Il existe quelque deux-cents variétés de séneçon. Mais si vous ne connaissez pas cellle-ci, au moins de vue, c'est à n'y rien comprendre : le séneçon jacobée est omniprésent le long des routes et chemins d'Ardenne.

De la à en déduire que notre vagabond au coeur d'or refuse généreusement l'aubaine d'un potager amoureusement entrentenu, il y a un pas que l'on se gardera de franchir. Il aurait même plutôt tendance à en devenir indélogeable. Et si la compagnie s'avère plutôt sympathique tant que ses jolies floraisons - toujours en apparat pour la fête de saint Jacques le Majeur, d'où son nom vernaculaire - émaillent vivement le vert ambiant ; la relation devient plus conflictuelle lorsque l'étymologie révèle ses secrets, en harmonie avec le fil des saisons.

Car ses fruits murs s'épanouissent en une boule soyeuse qui n'est pas sans rappeller la tête des vieillards (lat. senex) lorsque ceux-ci arborent encore une belle tignasse. Un coup de vent, et c'est Noël dans les salades ! Nul besoin d'être Madame Irma pour présager de la suite.
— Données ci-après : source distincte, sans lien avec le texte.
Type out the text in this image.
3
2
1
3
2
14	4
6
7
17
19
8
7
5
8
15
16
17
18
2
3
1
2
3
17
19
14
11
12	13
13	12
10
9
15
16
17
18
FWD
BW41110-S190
Médicinal, le séneçon est emménagogue et présente la propriété d'améliorer la circulation veineuse. Cuites dans du lait, on applique toutes les parties de la plante sur les furoncles et les abcès dans le but de les aider à mûrir. Reste que le séneçon contient aussi des substances toxiques particulièrement nuisibles aux bovins et aux chevaux, et dont l'humain évitera d'absorber l'équivalent de 0,02 % de sa masse corporelle. Ce qui fait déjà une fameuse salade, mais méfiance quand-même.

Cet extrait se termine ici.